Ravinder and his bicycle (Photo: Prashant Venugopal)

Time and touring

Sometime on day four, on a road atop a plateau – to be precise, after enduring that treeless road for long – I was happy to find a shop and check into its shade for a couple of cold drinks. I had by now abandoned caution and was experimenting with brands I was seeing for the first time; names like Fizzingaa or something similar. Five minutes later, Prashant too pulled in. We were at the shop for a while and when we left, true to my tunnel vision-self, I locked on to next major destination and pedaled off. Prashant on the other hand, noticed another cyclist – out touring like us – tucked into the shade of a nearby shop. Ravinder from Chandigarh was on a long journey through India. According to Prashant, he had been on the road for five months already. At the next halt, as we discussed Prashant’s meeting with Ravinder, it was opportunity to reflect on how differently time was perceived by people. Unlike us, this cyclist appeared comfortably settled into a patient experience of existence. I remembered some cyclists I know, who don’t hesitate to spend longer time than originally planned at places they like or pedal at leisurely pace making sure they don’t needlessly stretch themselves. We had limited number of days at our disposal; we just kept pedaling, chasing a goal each day. We might as well have been in the city. But more than that, it was mental; conditioning. We simply didn’t know how to cope with a slower flow of time, flow of course being a human sensation for time is whatever it is. Do less and you sense existence and time. Do more, you seem to own time, which (the ownership) is an illusion. Prashant’s meeting with Ravinder was brief. But the unhurried cyclist left us with much to think about.

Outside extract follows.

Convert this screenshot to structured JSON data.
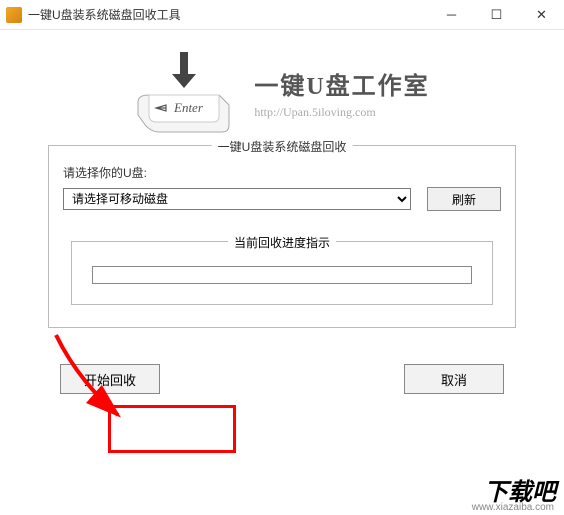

Karanja; early morning (Photo: Shyam G Menon)

Two low points: the beginning and the end

The coastal route to Goa is by and large an escape from the urban, competitive paradigm of life. However the route we were on started in city and ended in city. Both these ends are steeped in all that has gone wrong with the urban model; its best ambassador being ugly exploded traffic. Thanks to infrastructure projects, a major sea port and real estate business, the once pleasant road from Navi Mumbai to Uran has been usurped by vehicular traffic. Cycling here is not a pleasure anymore. You are at the mercy of a mindset that gives no damn for bicycles or thoughts in the slow lane; it’s called development. But you still cycle through the traffic laden road to Uran because there is something charming in the contrasting quietness of Rewas just a ferry hop away from Karanja. It is a contrast (like so many other such contrasts) that should inspire people to introspect: what are Indians doing to their daily existence? Does a tonne of money made, justify the ruining of life as we know it? A week after we set foot in Rewas, Navi Mumbai returned as Goa. It was Sunday and yet, the road from Mapusa to Panjim was filled with traffic. Life had come full circle. We were back in the embrace of development. Someone with a talent for the blues should compose a song: Development Blues; sing it like John Lee Hooker belting out Boogie Chillen.

(The author, Shyam G Menon, is a freelance journalist based in Mumbai.)